I was left clambering over battered bodies and crying girls on the floor while watching the rest of the bunch float away in the distance
Firstly, Hageland. A race which I thought couldn’t get any worse than when I raced it in 2019 (when I only lasted 30 km in the bunch). Oh boy, I was wrong. 10 km in, only 5 km from the first cobble sector, a large crash covered the road. Along with over half the peloton, I was left clambering over battered bodies and crying girls on the floor while watching the rest of the bunch float away in the distance. We chased hard but the crosswinds gave us no room to get back, and after the cobbles, the convoy came through and in no time my group was at car 18. Game over. I got back to the team van, got warm and put on a brave face until I made it back to my car.
Next up, Le Samyn. A well-known race of absolute savagery. I raced it last year and it was just about as much of a shambles as Hageland, so I kept my expectations low. Get to the finish, that’s all I wanted. I only found out I was racing the day before after I had done a training ride to make up for the Hageland disaster, which wasn’t the ideal prep. Anyone who knows what the Samyn circuit is like will know it’s not the easiest. For the ladies, it’s basically a 30 km sprint to the first cobbles. Each lap consists of four sectors: a long one, a muddy one, two short-but-savage ones and a lot of twisty roads in between. My race included a lot of chasing, panicking, avoiding crashes and slipping on cobbles. But I finished, which after Hageland I didn’t think would be a possibility. We may have been the last group on the road but we did it!!

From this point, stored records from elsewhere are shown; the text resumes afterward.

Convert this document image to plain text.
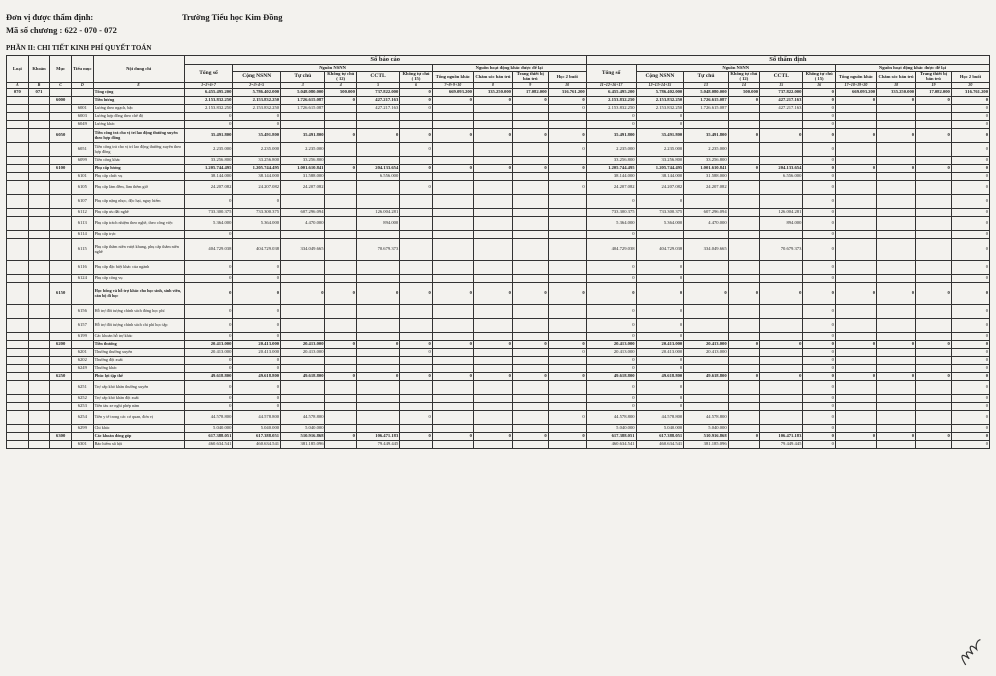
Đơn vị được thẩm định:	Trường Tiểu học Kim Đồng
Mã số chương : 622 - 070 - 072
PHẦN II: CHI TIẾT KINH PHÍ QUYẾT TOÁN
Loại	Khoản	Mục	Tiểu mục	Nội dung chi	Số báo cáo										Số thẩm định									
					Tổng số	Nguồn NSNN					Nguồn hoạt động khác được để lại				Tổng số	Nguồn NSNN					Nguồn hoạt động khác được để lại			
						Cộng NSNN	Tự chủ	Không tự chủ ( 12)	CCTL	Không tự chủ ( 15)	Tổng nguồn khác	Chăm sóc bán trú	Trang thiết bị bán trú	Học 2 buổi		Cộng NSNN	Tự chủ	Không tự chủ ( 12)	CCTL	Không tự chủ ( 15)	Tổng nguồn khác	Chăm sóc bán trú	Trang thiết bị bán trú	Học 2 buổi
A	B	C	D	E	1=2+6+7	2=3+4+5	3	4	5	6	7=8+9+10	8	9	10	11=12+16+17	12=13+14+15	13	14	15	16	17=18+19+20	18	19	20
070	071			Tổng cộng	6.455.495.200	5.786.402.000	5.048.080.000	500.000	737.822.000	0	669.093.200	335.250.000	17.082.000	316.761.200	6.455.495.200	5.786.402.000	5.048.080.000	500.000	737.822.000	0	669.093.200	335.250.000	17.082.000	316.761.200
		6000		Tiền lương	2.153.832.250	2.153.832.250	1.726.615.087	0	427.217.163	0	0	0	0	0	2.153.832.250	2.153.832.250	1.726.615.087	0	427.217.163	0	0	0	0	0
			6001	Lương theo ngạch, bậc	2.153.832.250	2.153.832.250	1.726.615.087		427.217.163	0				0	2.153.832.250	2.153.832.250	1.726.615.087		427.217.163	0				0
			6003	Lương hợp đồng theo chế độ	0	0									0	0				0				0
			6049	Lương khác	0	0									0	0				0				0
		6050		Tiền công trả cho vị trí lao động thường xuyên theo hợp đồng	35.491.800	35.491.800	35.491.800	0	0	0	0	0	0	0	35.491.800	35.491.800	35.491.800	0	0	0	0	0	0	0
			6051	Tiền công trả cho vị trí lao động thường xuyên theo hợp đồng	2.235.000	2.235.000	2.235.000			0				0	2.235.000	2.235.000	2.235.000			0				0
			6099	Tiền công khác	33.256.800	33.256.800	33.256.800								33.256.800	33.256.800	33.256.800			0				0
		6100		Phụ cấp lương	1.205.744.495	1.205.744.495	1.001.610.841	0	204.133.654	0	0	0	0	0	1.205.744.495	1.205.744.495	1.001.610.841	0	204.133.654	0	0	0	0	0
			6101	Phụ cấp chức vụ	38.144.000	38.144.000	31.588.000		6.556.000						38.144.000	38.144.000	31.588.000		6.556.000	0				0
			6105	Phụ cấp làm đêm, làm thêm giờ	24.207.082	24.207.082	24.207.082			0				0	24.207.082	24.207.082	24.207.082			0				0
			6107	Phụ cấp nặng nhọc, độc hại, nguy hiểm	0	0									0	0				0				0
			6112	Phụ cấp ưu đãi nghề	733.300.375	733.300.375	607.296.094		126.004.281						733.300.375	733.300.375	607.296.094		126.004.281	0				0
			6113	Phụ cấp trách nhiệm theo nghề, theo công việc	5.364.000	5.364.000	4.470.000		894.000						5.364.000	5.364.000	4.470.000		894.000	0				0
			6114	Phụ cấp trực	0										0					0				0
			6115	Phụ cấp thâm niên vượt khung, phụ cấp thâm niên nghề	404.729.038	404.729.038	334.049.665		70.679.373						404.729.038	404.729.038	334.049.665		70.679.373	0				0
			6116	Phụ cấp đặc biệt khác của ngành	0	0									0	0				0				0
			6124	Phụ cấp công vụ	0	0									0	0				0				0
		6150		Học bổng và hỗ trợ khác cho học sinh, sinh viên, cán bộ đi học	0	0	0	0	0	0	0	0	0	0	0	0	0	0	0	0	0	0	0	0
			6156	Hỗ trợ đối tượng chính sách đóng học phí	0	0									0	0				0				0
			6157	Hỗ trợ đối tượng chính sách chi phí học tập	0	0									0	0				0				0
			6199	Các khoản hỗ trợ khác	0	0									0	0				0				0
		6200		Tiền thưởng	20.413.000	20.413.000	20.413.000	0	0	0	0	0	0	0	20.413.000	20.413.000	20.413.000	0	0	0	0	0	0	0
			6201	Thưởng thường xuyên	20.413.000	20.413.000	20.413.000			0				0	20.413.000	20.413.000	20.413.000			0				0
			6202	Thưởng đột xuất	0	0									0	0				0				0
			6249	Thưởng khác	0	0									0	0				0				0
		6250		Phúc lợi tập thể	49.618.800	49.618.800	49.618.800	0	0	0	0	0	0	0	49.618.800	49.618.800	49.618.800	0	0	0	0	0	0	0
			6251	Trợ cấp khó khăn thường xuyên	0	0									0	0				0				0
			6252	Trợ cấp khó khăn đột xuất	0	0									0	0				0				0
			6253	Tiền tàu xe nghỉ phép năm	0	0									0	0				0				0
			6254	Tiền y tế trong các cơ quan, đơn vị	44.578.800	44.578.800	44.578.800			0				0	44.578.800	44.578.800	44.578.800			0				0
			6299	Chi khác	5.040.000	5.040.000	5.040.000								5.040.000	5.040.000	5.040.000			0				0
		6300		Các khoản đóng góp	617.388.051	617.388.051	510.916.868	0	106.471.183	0	0	0	0	0	617.388.051	617.388.051	510.916.868	0	106.471.183	0	0	0	0	0
			6301	Bảo hiểm xã hội	460.634.541	460.634.541	381.185.096		79.449.445						460.634.541	460.634.541	381.185.096		79.449.445	0				0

Next up was a kermesse, something which I always thought would have been easy. A solid get-round and a good start to the season. But boy, I was wrong. Due to the cancellation of pro races we had full CCC Liv and Sunweb Women’s WorldTour teams at our race with a lot of other UCI girls too. The race started and on the first lap, a crash split the group. After some poor positioning (my own fault) I was stuck in no man’s land. With a huge crosswind, it was almost impossible to get back. 23 minutes in I was done, back at my car having a little cry while trying to get warm, genuinely thinking ‘what am I doing here?’

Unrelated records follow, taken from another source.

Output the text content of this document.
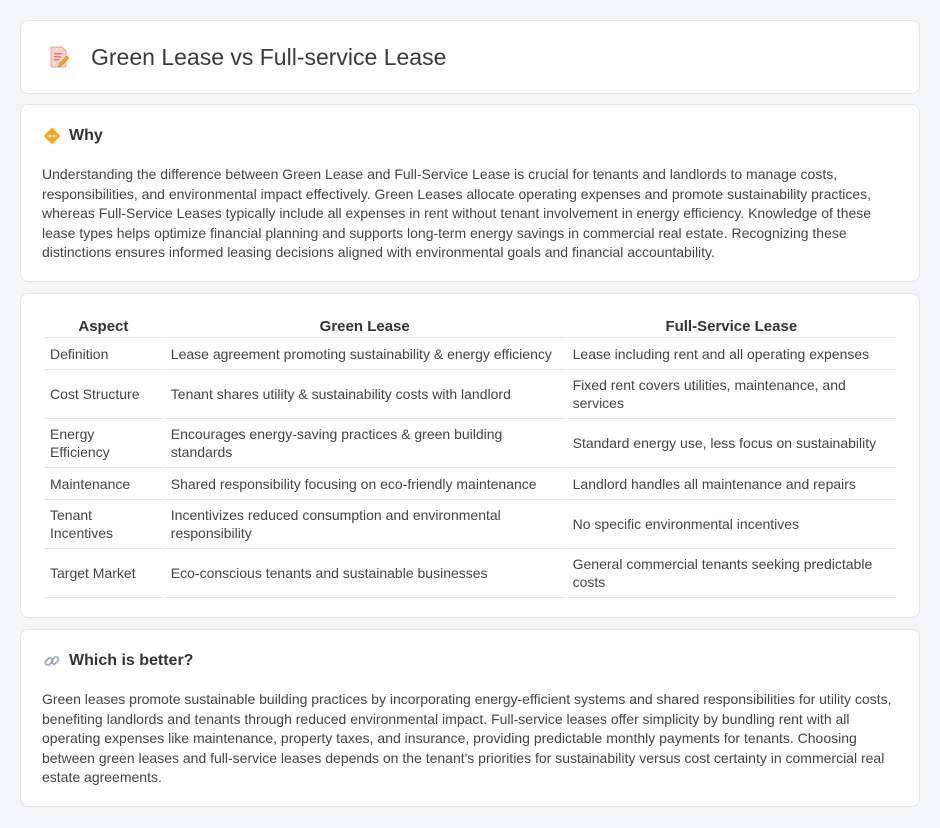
Green Lease vs Full-service Lease
Why

Understanding the difference between Green Lease and Full-Service Lease is crucial for tenants and landlords to manage costs, responsibilities, and environmental impact effectively. Green Leases allocate operating expenses and promote sustainability practices, whereas Full-Service Leases typically include all expenses in rent without tenant involvement in energy efficiency. Knowledge of these lease types helps optimize financial planning and supports long-term energy savings in commercial real estate. Recognizing these distinctions ensures informed leasing decisions aligned with environmental goals and financial accountability.

Aspect	Green Lease	Full-Service Lease
Definition	Lease agreement promoting sustainability & energy efficiency	Lease including rent and all operating expenses
Cost Structure	Tenant shares utility & sustainability costs with landlord	Fixed rent covers utilities, maintenance, and services
Energy Efficiency	Encourages energy-saving practices & green building standards	Standard energy use, less focus on sustainability
Maintenance	Shared responsibility focusing on eco-friendly maintenance	Landlord handles all maintenance and repairs
Tenant Incentives	Incentivizes reduced consumption and environmental responsibility	No specific environmental incentives
Target Market	Eco-conscious tenants and sustainable businesses	General commercial tenants seeking predictable costs
Which is better?

Green leases promote sustainable building practices by incorporating energy-efficient systems and shared responsibilities for utility costs, benefiting landlords and tenants through reduced environmental impact. Full-service leases offer simplicity by bundling rent with all operating expenses like maintenance, property taxes, and insurance, providing predictable monthly payments for tenants. Choosing between green leases and full-service leases depends on the tenant's priorities for sustainability versus cost certainty in commercial real estate agreements.
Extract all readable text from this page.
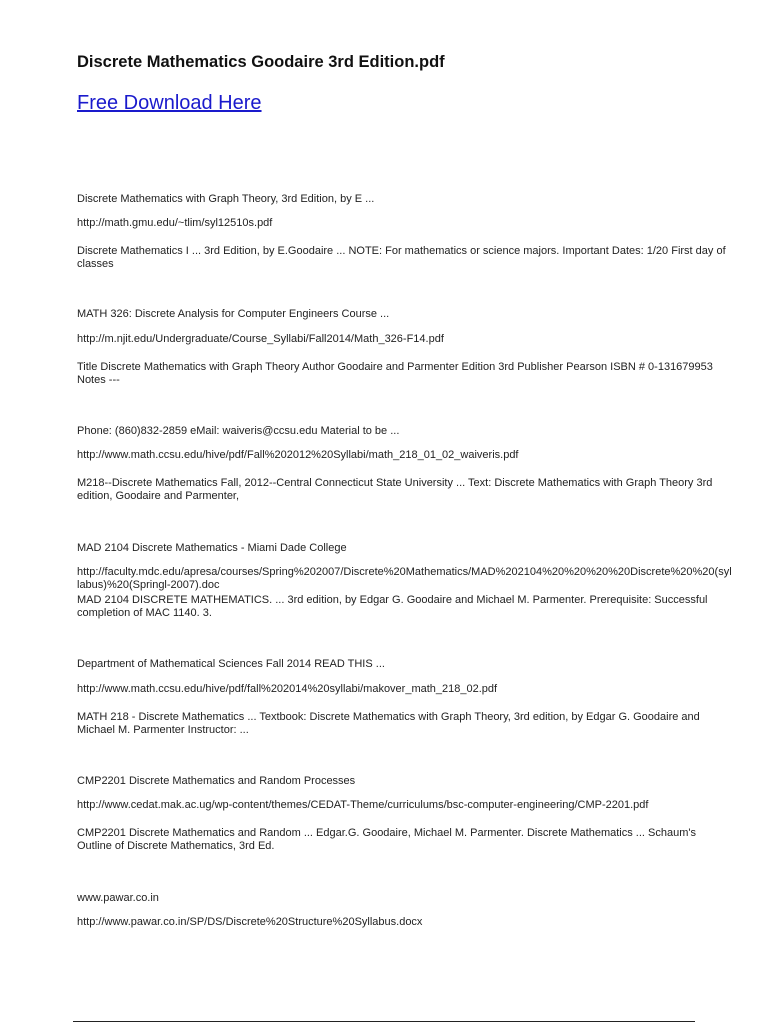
Discrete Mathematics Goodaire 3rd Edition.pdf
Free Download Here
Discrete Mathematics with Graph Theory, 3rd Edition, by E ...
http://math.gmu.edu/~tlim/syl12510s.pdf
Discrete Mathematics I ... 3rd Edition, by E.Goodaire ... NOTE: For mathematics or science majors. Important Dates: 1/20 First day of classes
MATH 326: Discrete Analysis for Computer Engineers Course ...
http://m.njit.edu/Undergraduate/Course_Syllabi/Fall2014/Math_326-F14.pdf
Title Discrete Mathematics with Graph Theory Author Goodaire and Parmenter Edition 3rd Publisher Pearson ISBN # 0-131679953 Notes ---
Phone: (860)832-2859 eMail: waiveris@ccsu.edu Material to be ...
http://www.math.ccsu.edu/hive/pdf/Fall%202012%20Syllabi/math_218_01_02_waiveris.pdf
M218--Discrete Mathematics Fall, 2012--Central Connecticut State University ... Text: Discrete Mathematics with Graph Theory 3rd edition, Goodaire and Parmenter,
MAD 2104 Discrete Mathematics - Miami Dade College
http://faculty.mdc.edu/apresa/courses/Spring%202007/Discrete%20Mathematics/MAD%202104%20%20%20%20Discrete%20%20(syllabus)%20(Springl-2007).doc
MAD 2104 DISCRETE MATHEMATICS. ... 3rd edition, by Edgar G. Goodaire and Michael M. Parmenter. Prerequisite: Successful completion of MAC 1140. 3.
Department of Mathematical Sciences Fall 2014 READ THIS ...
http://www.math.ccsu.edu/hive/pdf/fall%202014%20syllabi/makover_math_218_02.pdf
MATH 218 - Discrete Mathematics ... Textbook: Discrete Mathematics with Graph Theory, 3rd edition, by Edgar G. Goodaire and Michael M. Parmenter Instructor: ...
CMP2201 Discrete Mathematics and Random Processes
http://www.cedat.mak.ac.ug/wp-content/themes/CEDAT-Theme/curriculums/bsc-computer-engineering/CMP-2201.pdf
CMP2201 Discrete Mathematics and Random ... Edgar.G. Goodaire, Michael M. Parmenter. Discrete Mathematics ... Schaum's Outline of Discrete Mathematics, 3rd Ed.
www.pawar.co.in
http://www.pawar.co.in/SP/DS/Discrete%20Structure%20Syllabus.docx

You have to remember the start of the season is much different to the end
I asked myself a lot of questions after the races. I questioned my ability, skill and overall confidence. But you have to remember the start of the season is much different from the end. We are racing against riders who have been in Australia and Spain. Once the main classics races are over, the calibre in these races tends to decrease, as the bigger teams set their sights on different styles of races. It’s sometimes quite surreal. You are able to race against the best in the world, you see them in the bunch and you think you’ll be fine. You can just follow them and within a second they are gone and at the front.
Racing is bloody hard sometimes. Going into the season doing UCI races is tough and you always plan for the worst. But when they go even worse than you’d expected, it definitely isn’t great for your confidence. So now it’s time to knuckle down and start doing what I think I’m capable of.
Update. I am now writing this from the UK. After getting notification that Belgium was going into lockdown, I headed home. It’s much cheaper for me to be at home while I’m not racing. It was a hard decision but definitely was the right one. Since being home it’s been very hard to get my head around it all and I’m hoping everything gets a bit more positive sooner rather than later.
Fingers crossed this isn’t the last journal about racing for the season but if it is, apologies it wasn’t the most positive one. Time to keep healthy and ride my bike as much as possible!